The suit says that the district's School Board told Warren in February that it wanted to reduce the district's budget by about $1 million. Warren told the board that the the savings could be accomplished through the retirements and resignations of employees.
However, the suit contends that at about the same time some board members had grown hostile to Warren because of her insistence on compliance with the district's desegregation plan. Board members had assured Warren -- who had more than 10 years of experience as a superintendent in Crossett as well as her work in Pulaski County Special -- that she would be fairly considered for the permanent superintendent's job. Ultimately the board selected Charles McNulty, an assistant superintendent in Waterloo, Iowa.

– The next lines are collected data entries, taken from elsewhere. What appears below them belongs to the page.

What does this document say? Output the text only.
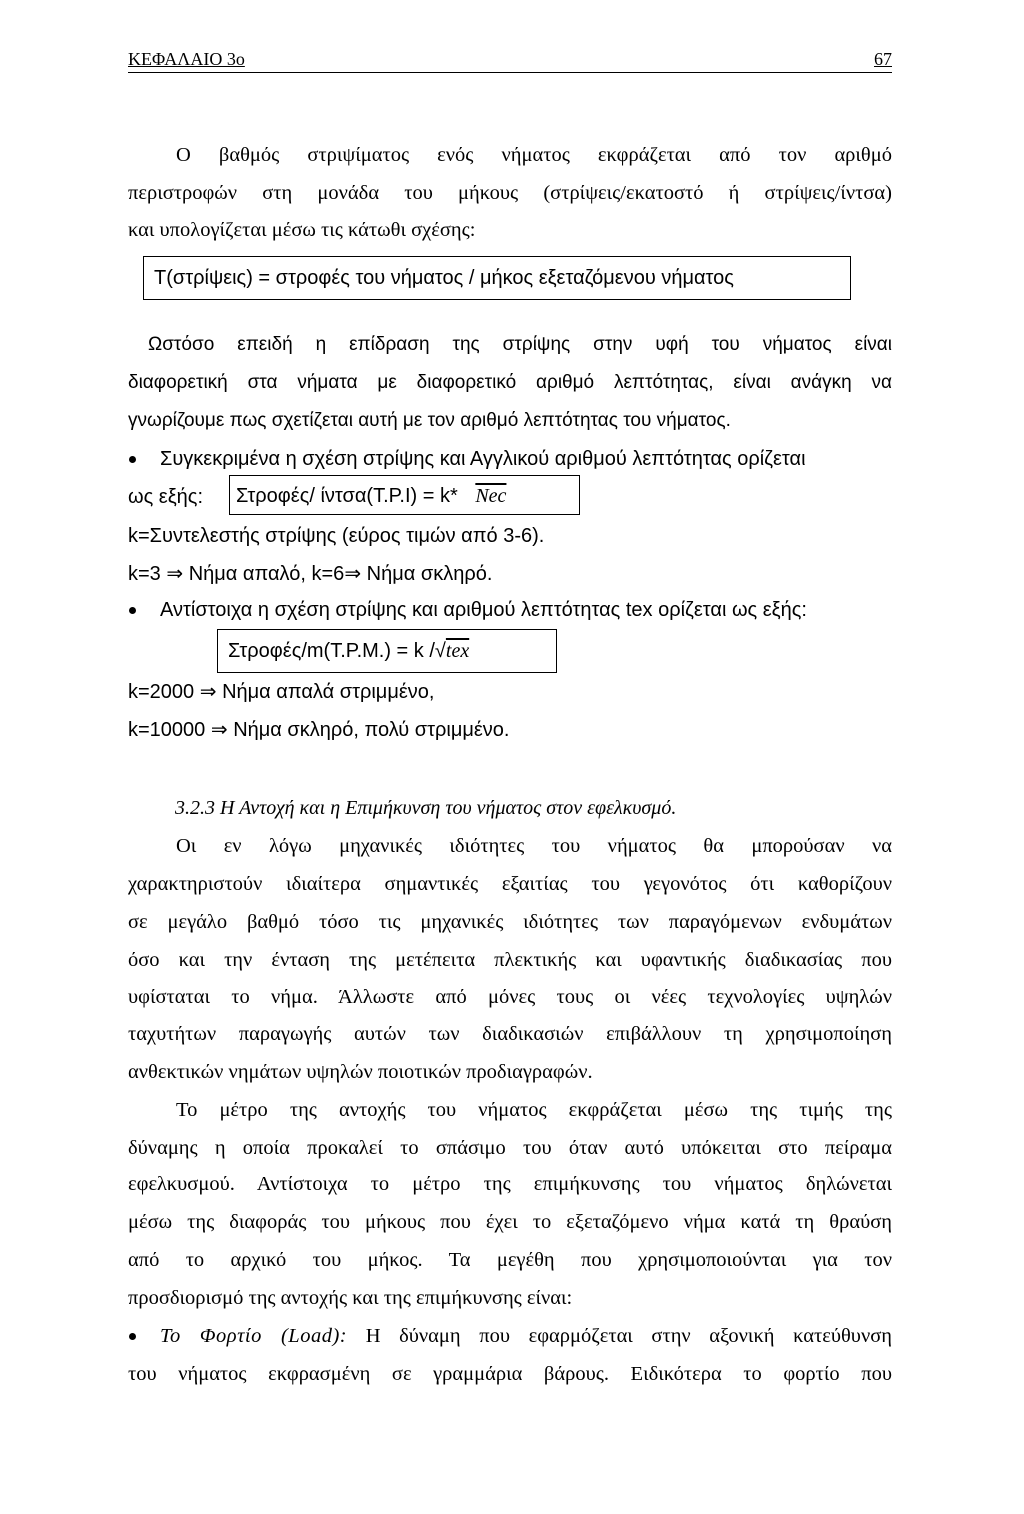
ΚΕΦΑΛΑΙΟ 3ο	67
Ο βαθμός στριψίματος ενός νήματος εκφράζεται από τον αριθμό
περιστροφών στη μονάδα του μήκους (στρίψεις/εκατοστό ή στρίψεις/ίντσα)
και υπολογίζεται μέσω τις κάτωθι σχέσης:
Τ(στρίψεις) = στροφές του νήματος / μήκος εξεταζόμενου νήματος
Ωστόσο επειδή η επίδραση της στρίψης στην υφή του νήματος είναι
διαφορετική στα νήματα με διαφορετικό αριθμό λεπτότητας, είναι ανάγκη να
γνωρίζουμε πως σχετίζεται αυτή με τον αριθμό λεπτότητας του νήματος.
Συγκεκριμένα η σχέση στρίψης και Αγγλικού αριθμού λεπτότητας ορίζεται
ως εξής: Στροφές/ ίντσα(Τ.Ρ.Ι) = k* $\overline{Nec}$
k=Συντελεστής στρίψης (εύρος τιμών από 3-6).
k=3 ⇒ Νήμα απαλό, k=6⇒ Νήμα σκληρό.
Αντίστοιχα η σχέση στρίψης και αριθμού λεπτότητας tex ορίζεται ως εξής:
Στροφές/m(Τ.Ρ.Μ.) = k /√tex
k=2000 ⇒ Νήμα απαλά στριμμένο,
k=10000 ⇒ Νήμα σκληρό, πολύ στριμμένο.
3.2.3 Η Αντοχή και η Επιμήκυνση του νήματος στον εφελκυσμό.
Οι εν λόγω μηχανικές ιδιότητες του νήματος θα μπορούσαν να
χαρακτηριστούν ιδιαίτερα σημαντικές εξαιτίας του γεγονότος ότι καθορίζουν
σε μεγάλο βαθμό τόσο τις μηχανικές ιδιότητες των παραγόμενων ενδυμάτων
όσο και την ένταση της μετέπειτα πλεκτικής και υφαντικής διαδικασίας που
υφίσταται το νήμα. Άλλωστε από μόνες τους οι νέες τεχνολογίες υψηλών
ταχυτήτων παραγωγής αυτών των διαδικασιών επιβάλλουν τη χρησιμοποίηση
ανθεκτικών νημάτων υψηλών ποιοτικών προδιαγραφών.
Το μέτρο της αντοχής του νήματος εκφράζεται μέσω της τιμής της
δύναμης η οποία προκαλεί το σπάσιμο του όταν αυτό υπόκειται στο πείραμα
εφελκυσμού. Αντίστοιχα το μέτρο της επιμήκυνσης του νήματος δηλώνεται
μέσω της διαφοράς του μήκους που έχει το εξεταζόμενο νήμα κατά τη θραύση
από το αρχικό του μήκος. Τα μεγέθη που χρησιμοποιούνται για τον
προσδιορισμό της αντοχής και της επιμήκυνσης είναι:
Το Φορτίο (Load): Η δύναμη που εφαρμόζεται στην αξονική κατεύθυνση
του νήματος εκφρασμένη σε γραμμάρια βάρους. Ειδικότερα το φορτίο που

While Warren recommended the continued employment for 2018-19 of the curriculum instruction team -- the three black plaintiffs and two white people -- the board directed Paul Brewer to make recommendations for terminating staff in consultation with McNulty in Waterloo.
That resulted in cutting the positions of the five academic program administrators Beasley, Pride and Townsend as well as Leta Ray and Brandy Beckman, and cutting the hours of Shirley, the district's gifted and talented education coordinator. The board also cut other positions held by white central office staff members including that of Brewer, the district's executive director of human resources, and the directors of elementary and secondary education, the director of fine arts and the athletic director.
Beasley, Pride and Townsend have not secured new jobs, the 26-page lawsuit said, while others who were affected by the budget cuts have new positions in and outside of the district. Brewer, Ray and JoAnn Koehler, who was director of fine arts, in particular, continue to work for the district -- with changes to their titles and/or responsibilities. Warren also works for the district in an assistant superintendent position.
Attorneys for the plaintiffs argued in the suit that their clients have been deprived of rights provided them by not only state and federal laws but also district policies.
Each of the plaintiffs -- Beasley, Pride, Townsend and Shirley -- are asking for "make whole relief," including back wages, restoration of benefits, and both compensatory and punitive damages.